御ホシ上げ おほしあげ 出来上がった御ホシ包みをご神木の上部、地上から約7〜8メートルのところに括り付ける。
マイムシロ 御当が座す筵(ムシロ)
幟倒し のぼりたおし 神社の幟を降ろし、鳥居の御幣・足幣等も取り除かれ焼却する。いわゆる注連あげ。
椎のヘギ板 しいのへぎいた 直径20〜25センチほどの椎の木の丸太を切り出し、一尺の長さに切りその丸太を五分ほどの暑さに鉈(なた)で割る。お供え物を載せるものなどとしてつかう。
餅つき杵 もちつききね 直径一寸五分・長さ四尺の樫の棒で、すべての皮を剥く。八本作り六本は餅つき用に使用する。後に本社と岩屋権現の鳥居に八本とも括り付ける。
カケノコウリ 小縄で2個の竹筒を繋いだもの。御神酒を入れ、鳥居柱や杉木に竹・御幣などと共に供え飾る。
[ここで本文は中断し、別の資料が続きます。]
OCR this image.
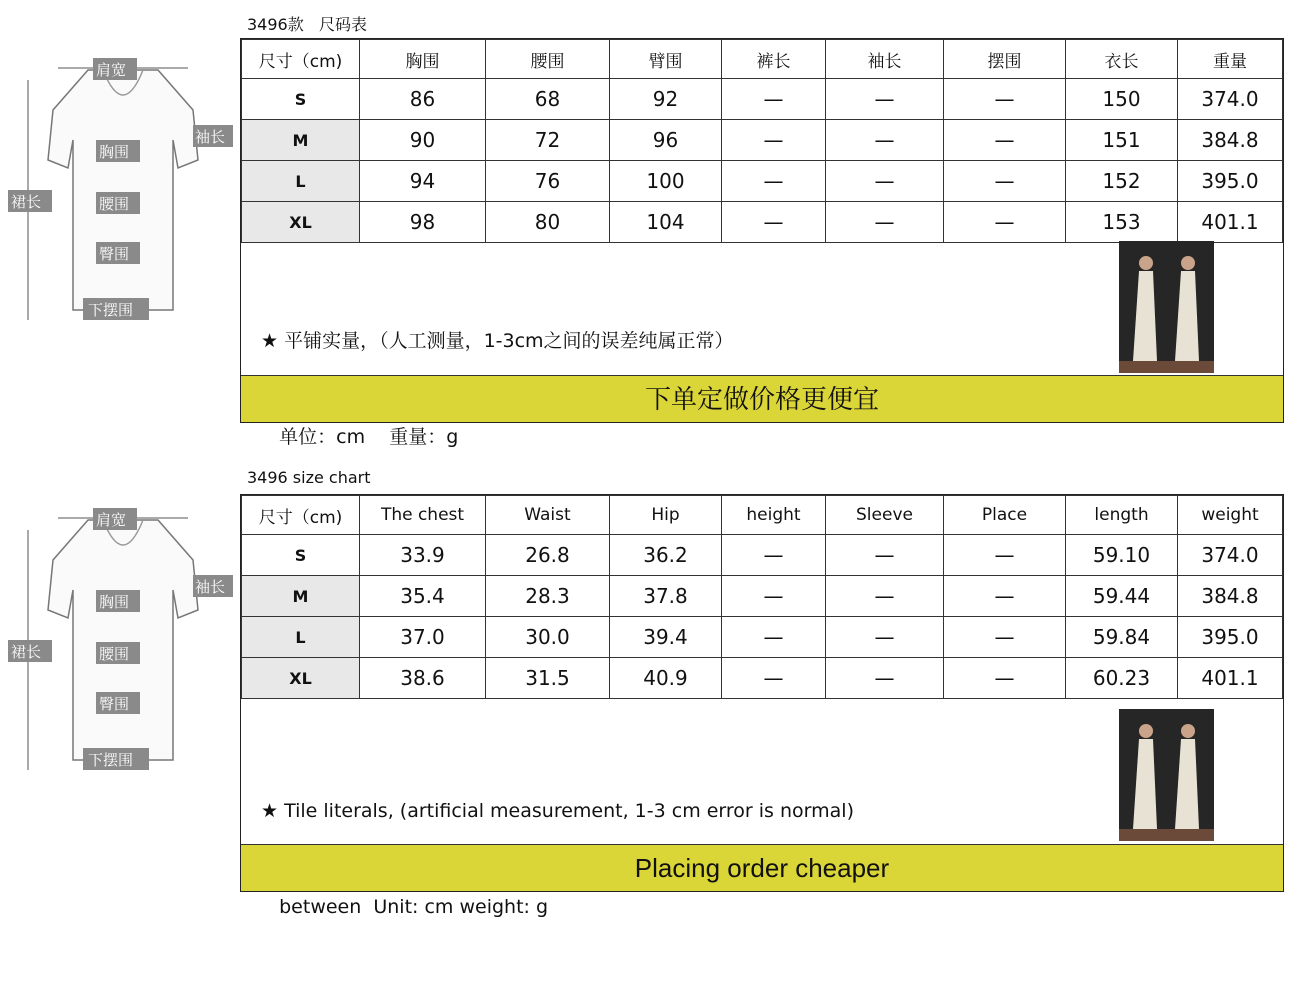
3496款   尺码表
肩宽
袖长
胸围
裙长	腰围
臀围
下摆围
尺寸（cm)	胸围	腰围	臂围	裤长	袖长	摆围	衣长	重量
S	86	68	92	—	—	—	150	374.0
M	90	72	96	—	—	—	151	384.8
L	94	76	100	—	—	—	152	395.0
XL	98	80	104	—	—	—	153	401.1

★ 平铺实量，（人工测量，1-3cm之间的误差纯属正常）

单位：cm    重量：g

下单定做价格更便宜
3496 size chart
肩宽
袖长
胸围
裙长	腰围
臀围
下摆围
尺寸（cm)	The chest	Waist	Hip	height	Sleeve	Place	length	weight
S	33.9	26.8	36.2	—	—	—	59.10	374.0
M	35.4	28.3	37.8	—	—	—	59.44	384.8
L	37.0	30.0	39.4	—	—	—	59.84	395.0
XL	38.6	31.5	40.9	—	—	—	60.23	401.1

★ Tile literals, (artificial measurement, 1-3 cm error is normal)

between  Unit: cm weight: g

Placing order cheaper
カナカケ 御ホシを入れる升のようなもの。これも毎年新たに作る。2個一対。
栗箸 くりばし 栗の枝で造った箸。直径八ミリ程度・長さ一尺三寸。皮が付いたままだが、両端だけ細く削る。御神饌に付けて供える。御当が食べるとき相当がこの橋で口に入れてあげる。
藁苞 わらつと ワラで作り粢(しとぎ)を入れてお供え物とする。
別に宮座のあと神課がお供え物を入れ手みやげに持ち帰るためのものもいう、こちらは大きい。
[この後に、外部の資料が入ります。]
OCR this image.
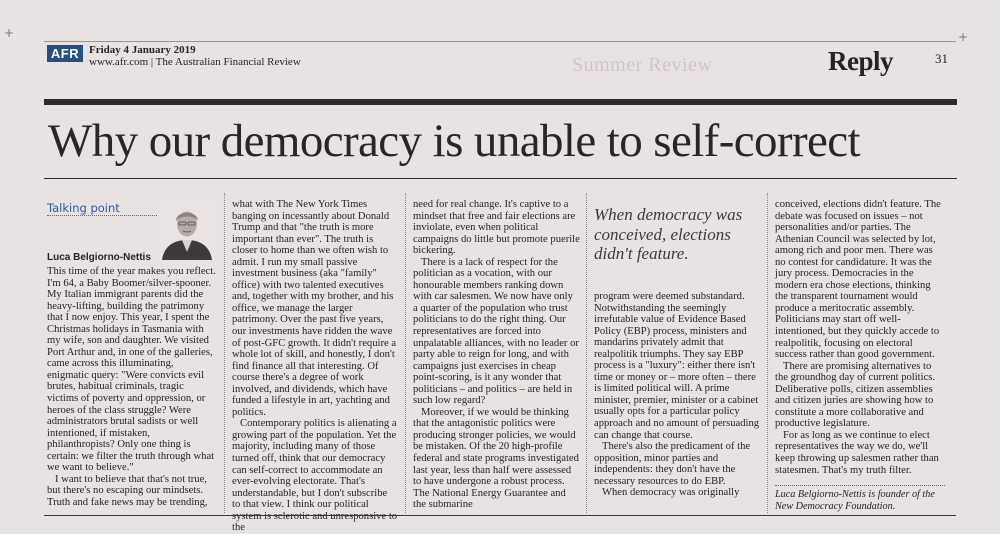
+	+
AFR Friday 4 January 2019
www.afr.com | The Australian Financial Review	Summer Review	Reply	31
Why our democracy is unable to self-correct
Talking point
Luca Belgiorno-Nettis

This time of the year makes you reflect. I'm 64, a Baby Boomer/silver-spooner. My Italian immigrant parents did the heavy-lifting, building the patrimony that I now enjoy. This year, I spent the Christmas holidays in Tasmania with my wife, son and daughter. We visited Port Arthur and, in one of the galleries, came across this illuminating, enigmatic query: "Were convicts evil brutes, habitual criminals, tragic victims of poverty and oppression, or heroes of the class struggle? Were administrators brutal sadists or well intentioned, if mistaken, philanthropists? Only one thing is certain: we filter the truth through what we want to believe."

I want to believe that that's not true, but there's no escaping our mindsets. Truth and fake news may be trending,

what with The New York Times banging on incessantly about Donald Trump and that "the truth is more important than ever". The truth is closer to home than we often wish to admit. I run my small passive investment business (aka "family" office) with two talented executives and, together with my brother, and his office, we manage the larger patrimony. Over the past five years, our investments have ridden the wave of post-GFC growth. It didn't require a whole lot of skill, and honestly, I don't find finance all that interesting. Of course there's a degree of work involved, and dividends, which have funded a lifestyle in art, yachting and politics.

Contemporary politics is alienating a growing part of the population. Yet the majority, including many of those turned off, think that our democracy can self-correct to accommodate an ever-evolving electorate. That's understandable, but I don't subscribe to that view. I think our political system is sclerotic and unresponsive to the

need for real change. It's captive to a mindset that free and fair elections are inviolate, even when political campaigns do little but promote puerile bickering.

There is a lack of respect for the politician as a vocation, with our honourable members ranking down with car salesmen. We now have only a quarter of the population who trust politicians to do the right thing. Our representatives are forced into unpalatable alliances, with no leader or party able to reign for long, and with campaigns just exercises in cheap point-scoring, is it any wonder that politicians – and politics – are held in such low regard?

Moreover, if we would be thinking that the antagonistic politics were producing stronger policies, we would be mistaken. Of the 20 high-profile federal and state programs investigated last year, less than half were assessed to have undergone a robust process. The National Energy Guarantee and the submarine

When democracy was conceived, elections didn't feature.

program were deemed substandard. Notwithstanding the seemingly irrefutable value of Evidence Based Policy (EBP) process, ministers and mandarins privately admit that realpolitik triumphs. They say EBP process is a "luxury": either there isn't time or money or – more often – there is limited political will. A prime minister, premier, minister or a cabinet usually opts for a particular policy approach and no amount of persuading can change that course.

There's also the predicament of the opposition, minor parties and independents: they don't have the necessary resources to do EBP.

When democracy was originally

conceived, elections didn't feature. The debate was focused on issues – not personalities and/or parties. The Athenian Council was selected by lot, among rich and poor men. There was no contest for candidature. It was the jury process. Democracies in the modern era chose elections, thinking the transparent tournament would produce a meritocratic assembly. Politicians may start off well-intentioned, but they quickly accede to realpolitik, focusing on electoral success rather than good government.

There are promising alternatives to the groundhog day of current politics. Deliberative polls, citizen assemblies and citizen juries are showing how to constitute a more collaborative and productive legislature.

For as long as we continue to elect representatives the way we do, we'll keep throwing up salesmen rather than statesmen. That's my truth filter.

Luca Belgiorno-Nettis is founder of the New Democracy Foundation.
紙垂 かみしで かみ‐しで【紙垂・紙四手】・・・広辞苑第五版より
紙で作ったしで。
しで【垂・四手】・・・広辞苑第五版より
神前に供する玉串・注連縄などに垂れ下げるもの。昔は木綿ゆうを用い、後には紙を用いる。紙垂しで。
玉串 たまぐし たま‐ぐし【玉串】・・・広辞苑第五版より
1.榊さかきの枝に木綿ゆうまたは紙をつけて神前に捧げるのに用いるもの。
2.榊の異称。新古今和歌集神祇「神風や―の葉を取りかざし」
奉奠 ほうてん ほう‐てん【奉奠】・・・広辞苑第五版より
つつしんで供えること。  用例=玉串奉奠(たまぐしほうてん)
神饌 しんせん しん‐せん【神饌】・・・広辞苑第五版より
神に供える飲食物。稲・米・酒・鳥獣・魚介・蔬菜そさい・塩・水など。供物くもつ。みけ。
献饌 けんせん 神饌を神殿に供える。反対語(献饌←→撤饌)
撤饌 てっせん 神饌を宣伝から下げる。反対語(献饌←→撤饌)
沓形餅 くつがたもち 長径三寸・短径二寸・厚さ一センチ弱のいわゆる小判型の餅。三つを藁で十文字に括り御神饌とする。
しとぎ 一晩水につけた粳米(うるちまい=普通のお米)を潰したもの。藁苞(わらつと)に入れて柱飾りの一部として供えたり、椎ヘギ板の上に盛りお供えする。
しとぎ【粢】・・・広辞苑第五版より
神前に供える餅の名。古くは米粉を清水でこねて長卵形としたものを称したが、後世は、糯米もちごめを蒸し、少しついて餅とし、楕円形にして供えた。しとぎ餅。